Session Information
31 SES 16 A, Risk or Opportunity – A Question of Perspective? Language and Education in Transnational School Careers Part 1
Symposium
Contribution
Within discourses on education and transnationalism, much importance has been given to language, both for the educational success of migrants and for their transition into certain fields of the labour market. However, the monolingual orientation of most educational institutions does not only (re)construct inequalities between languages, but also between individuals and groups labelled as ‘native speakers’ or as ‘non-natives’ – regardless of the effective linguistic command of the individuals (Davies 2003; Flores/Rosa 2015).
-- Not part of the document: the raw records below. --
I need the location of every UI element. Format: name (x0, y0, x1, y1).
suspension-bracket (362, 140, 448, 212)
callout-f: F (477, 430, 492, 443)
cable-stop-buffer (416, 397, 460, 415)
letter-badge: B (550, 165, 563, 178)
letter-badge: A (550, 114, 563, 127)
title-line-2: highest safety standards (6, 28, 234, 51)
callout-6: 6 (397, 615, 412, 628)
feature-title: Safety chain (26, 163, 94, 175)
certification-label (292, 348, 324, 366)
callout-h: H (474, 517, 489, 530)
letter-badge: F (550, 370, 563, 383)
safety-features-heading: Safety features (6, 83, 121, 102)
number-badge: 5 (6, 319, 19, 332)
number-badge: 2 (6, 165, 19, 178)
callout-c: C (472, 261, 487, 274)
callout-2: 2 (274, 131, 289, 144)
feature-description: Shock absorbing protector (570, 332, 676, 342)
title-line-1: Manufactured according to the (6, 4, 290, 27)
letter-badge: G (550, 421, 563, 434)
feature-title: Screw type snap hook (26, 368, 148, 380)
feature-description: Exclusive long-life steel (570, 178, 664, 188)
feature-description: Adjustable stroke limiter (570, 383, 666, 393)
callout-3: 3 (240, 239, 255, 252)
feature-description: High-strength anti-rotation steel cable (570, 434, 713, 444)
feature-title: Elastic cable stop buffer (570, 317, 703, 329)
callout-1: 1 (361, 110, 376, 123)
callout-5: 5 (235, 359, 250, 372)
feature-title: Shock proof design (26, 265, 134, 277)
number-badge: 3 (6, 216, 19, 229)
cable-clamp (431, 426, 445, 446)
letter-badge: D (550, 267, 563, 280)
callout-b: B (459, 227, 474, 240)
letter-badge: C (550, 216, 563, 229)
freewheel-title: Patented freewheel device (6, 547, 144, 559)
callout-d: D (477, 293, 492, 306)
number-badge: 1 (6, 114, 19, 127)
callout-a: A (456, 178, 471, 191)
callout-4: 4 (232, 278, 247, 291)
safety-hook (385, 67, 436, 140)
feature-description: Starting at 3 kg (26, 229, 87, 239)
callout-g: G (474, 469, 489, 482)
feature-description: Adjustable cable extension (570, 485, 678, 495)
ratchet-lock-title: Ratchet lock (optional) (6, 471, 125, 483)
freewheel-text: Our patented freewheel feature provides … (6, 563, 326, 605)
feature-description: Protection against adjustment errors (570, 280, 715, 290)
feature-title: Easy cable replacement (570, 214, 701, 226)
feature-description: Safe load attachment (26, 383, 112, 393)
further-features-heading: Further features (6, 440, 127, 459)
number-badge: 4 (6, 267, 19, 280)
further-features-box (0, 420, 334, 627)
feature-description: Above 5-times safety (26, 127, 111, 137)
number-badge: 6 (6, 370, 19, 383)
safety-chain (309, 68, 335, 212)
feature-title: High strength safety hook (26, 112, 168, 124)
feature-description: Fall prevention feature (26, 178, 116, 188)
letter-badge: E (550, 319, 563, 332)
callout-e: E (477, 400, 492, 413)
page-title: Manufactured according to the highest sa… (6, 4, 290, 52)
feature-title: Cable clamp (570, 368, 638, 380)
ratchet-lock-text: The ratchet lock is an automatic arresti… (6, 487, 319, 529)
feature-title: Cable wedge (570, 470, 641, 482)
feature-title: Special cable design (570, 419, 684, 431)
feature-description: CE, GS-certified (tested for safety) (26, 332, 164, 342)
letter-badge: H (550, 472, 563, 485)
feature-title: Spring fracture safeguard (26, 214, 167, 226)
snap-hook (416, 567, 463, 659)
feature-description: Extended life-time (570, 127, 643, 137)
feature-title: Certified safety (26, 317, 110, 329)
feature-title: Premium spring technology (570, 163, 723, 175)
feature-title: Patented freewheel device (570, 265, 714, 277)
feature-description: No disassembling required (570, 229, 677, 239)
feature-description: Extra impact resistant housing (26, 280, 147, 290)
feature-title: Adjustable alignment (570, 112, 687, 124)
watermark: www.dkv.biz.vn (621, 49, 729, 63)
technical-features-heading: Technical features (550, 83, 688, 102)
Moreover, the ideological construction of particular language practices as signs of particular identities (Flores/Rosa 2018) represents a risk for minoritized students whose multilingualism is frequently seen as deficient. This paper will examine how university students construct their language biographies against the background of language ideologies (Mar-Molinero/Stevenson 2006), what experiences they made in different educational institutions in regard to language(s), and how they changed their positions concerning language(s) in their biographies. It will focus on the experiences of linguistically minoritized soon-to-be academics who – at the time of data collection – were enrolled in teacher training programmes in Austria and aspire a career as German teachers. The following questions will be addressed: • What power relations and experiences of risk do linguistically minoritized students experience in institutions of education? • How does the institutionalized knowledge about language(s) interact with the biographical knowledge of the students? • Which strategies do the students develop to modify, resist and/or transform language ideologies? Empirically, the study is based on a data set of twelve biographical narrative interviews (Schütze 1983) with university students of different linguistic backgrounds. The analysis was achieved by contrastive comparisons between different cases (Charmaz 2011). The findings show that language biographies in migration societies cannot be understood as detached from linguistic spaces which have been relevant for the subjects or their family members during their migration (Thoma 2018). Thus, the language biographies have a transnational and a transgenerational dimension. The paper will conclude with suggestions that situate the positioning of minoritized students in educational institutions within broader societal and political contexts.
References
Charmaz, Kathy C. (2011): Den Standpunkt verändern: Methoden der konstruktivistischen Grounded Theory. In: Mey, Günter/Mruck, Katja (Eds.): Grounded Theory Reader, Springer VS, 181–205. Davies, Alan (2003): The Native Speaker: Myth and Reality, Multilingual Matters. Flores, Nelson/Rosa, Jonathan (2015): Undoing Appropriateness: Raciolinguistic Ideologies and Language Diversity in Education. Harvard Educational Review 85, 149–171. Flores, Nelson/Rosa, Jonathan (2019) Bringing Race into Second Language Acquisition. In: Modern Language Journal 103 (Supplement 2019), 145-151. Mar-Molinero, Clare/Stevenson, Patrick (Eds.): Language Ideologies, Policies and Practices. Language and the Future of Europe, Palgrave Macmillan, 147–161. Schütze, Fritz (1983): Biographieforschung und narratives Interview. In: Neue Praxis. Kritische Zeitschrift für Sozialarbeit und Sozialpädagogik 13/3, 283–293. Thoma, Nadja (2018): Sprachbiographien in der Migrationsgesellschaft. Eine rekonstruktive Studie zu Studienverläufen von Germanistikstudent*innen, transcript.